Financial advisors view investment vehicles as asset class categories that are used for diversification purposes. Each asset class is expected to reflect different risk and return investment characteristics and perform differently in any given market environment. Investors interested in maximizing return often do so by reducing portfolio risk through asset class diversification.
Financial advisors focus on asset class as a way to help investors diversify their portfolio. Different asset classes have different cash flows streams and varying degrees of risk. Investing in several different asset classes ensures a certain amount of diversity in investment selections. Diversification reduces risk and increases your probability of making a return.
An asset class is a grouping of investments that exhibit similar characteristics and are subject to the same laws and regulations. Equities (stocks), fixed Income (bonds), cash and cash equivalents, real estate, commodities, futures and other financial derivatives are examples of asset classes. There is usually very little correlation, and in some cases a negative correlation, between different asset classes. Financial advisors focus on asset class as a way to help investors diversify their portfolio.

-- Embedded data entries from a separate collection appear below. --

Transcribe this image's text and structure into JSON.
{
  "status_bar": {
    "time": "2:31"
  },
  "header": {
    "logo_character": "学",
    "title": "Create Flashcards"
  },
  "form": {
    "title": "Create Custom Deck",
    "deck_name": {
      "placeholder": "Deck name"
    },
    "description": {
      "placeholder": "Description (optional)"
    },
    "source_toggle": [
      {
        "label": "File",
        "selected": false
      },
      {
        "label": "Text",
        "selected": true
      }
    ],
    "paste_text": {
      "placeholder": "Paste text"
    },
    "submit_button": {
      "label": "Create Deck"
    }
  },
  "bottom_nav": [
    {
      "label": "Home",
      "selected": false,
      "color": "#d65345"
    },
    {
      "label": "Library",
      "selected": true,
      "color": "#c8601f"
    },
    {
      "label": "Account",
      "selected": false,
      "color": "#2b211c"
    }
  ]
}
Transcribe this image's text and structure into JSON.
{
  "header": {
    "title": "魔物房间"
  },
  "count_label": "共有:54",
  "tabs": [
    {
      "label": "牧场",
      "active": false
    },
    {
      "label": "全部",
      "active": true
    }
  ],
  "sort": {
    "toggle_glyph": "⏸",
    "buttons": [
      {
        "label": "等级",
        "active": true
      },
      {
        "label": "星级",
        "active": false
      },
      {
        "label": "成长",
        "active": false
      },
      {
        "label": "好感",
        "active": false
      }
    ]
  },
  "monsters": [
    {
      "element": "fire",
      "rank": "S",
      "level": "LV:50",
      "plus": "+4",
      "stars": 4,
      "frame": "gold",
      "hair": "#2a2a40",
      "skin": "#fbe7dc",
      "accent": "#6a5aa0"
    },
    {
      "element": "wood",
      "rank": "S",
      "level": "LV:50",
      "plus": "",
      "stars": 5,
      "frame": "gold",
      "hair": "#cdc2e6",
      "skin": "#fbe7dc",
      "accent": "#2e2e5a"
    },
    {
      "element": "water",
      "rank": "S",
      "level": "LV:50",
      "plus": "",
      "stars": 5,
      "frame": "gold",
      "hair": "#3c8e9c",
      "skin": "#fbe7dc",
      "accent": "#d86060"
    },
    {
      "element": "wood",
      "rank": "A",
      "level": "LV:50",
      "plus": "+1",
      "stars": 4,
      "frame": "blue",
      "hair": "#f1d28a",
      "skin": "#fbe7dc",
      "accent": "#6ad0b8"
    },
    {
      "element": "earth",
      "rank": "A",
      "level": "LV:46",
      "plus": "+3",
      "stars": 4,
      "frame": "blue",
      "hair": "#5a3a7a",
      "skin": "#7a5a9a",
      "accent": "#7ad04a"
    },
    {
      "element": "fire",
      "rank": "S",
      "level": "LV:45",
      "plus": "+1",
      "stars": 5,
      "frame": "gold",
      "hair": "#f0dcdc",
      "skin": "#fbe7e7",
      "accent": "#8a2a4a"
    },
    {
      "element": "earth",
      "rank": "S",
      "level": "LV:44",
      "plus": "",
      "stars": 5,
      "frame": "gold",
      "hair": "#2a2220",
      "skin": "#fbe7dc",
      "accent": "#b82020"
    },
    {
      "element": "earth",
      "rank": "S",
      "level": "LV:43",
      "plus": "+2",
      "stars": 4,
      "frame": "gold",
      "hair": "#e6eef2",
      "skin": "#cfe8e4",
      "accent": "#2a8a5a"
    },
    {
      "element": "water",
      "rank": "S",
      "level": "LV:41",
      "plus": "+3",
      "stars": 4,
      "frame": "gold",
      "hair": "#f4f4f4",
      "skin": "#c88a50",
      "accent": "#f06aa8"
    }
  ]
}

2.3. Asset Class and Investing Strategy¶
Investors looking for alpha employ investment strategies focused on achieving alpha returns. Investment strategies can be tied to growth, value, income or a variety of other factors that help to identify and categorize investment options according to a specific set of criteria. Some analysts link criteria to performance and/or valuation metrics such as earnings-per-share growth (EPS) or the price-to-earnings (P/E) ratio. Other analysts are less concerned with performance and more concerned with the asset type or class. An investment in a particular asset class is an investment in an asset that exhibits a certain set of characteristics. As a result, investments in the same asset class tend to have similar cash flows.
2.4. Asset Class Types¶
Equities, or stocks; bonds, or fixed-income securities; cash, or marketable securities; and commodities are the most liquid asset classes and, therefore, the most quoted asset classes. There are also alternative asset classes, such as real estate, and valuable inventory, such as artwork, stamps and other tradable collectibles. Some analysts also refer to an investment in hedge funds, venture capital, crowdsourcing or cryptocurrencies as examples of alternative investments. That said, an asset’s illiquidity does not speak to its return potential; It only means it may take more time to find a buyer to convert the asset to cash.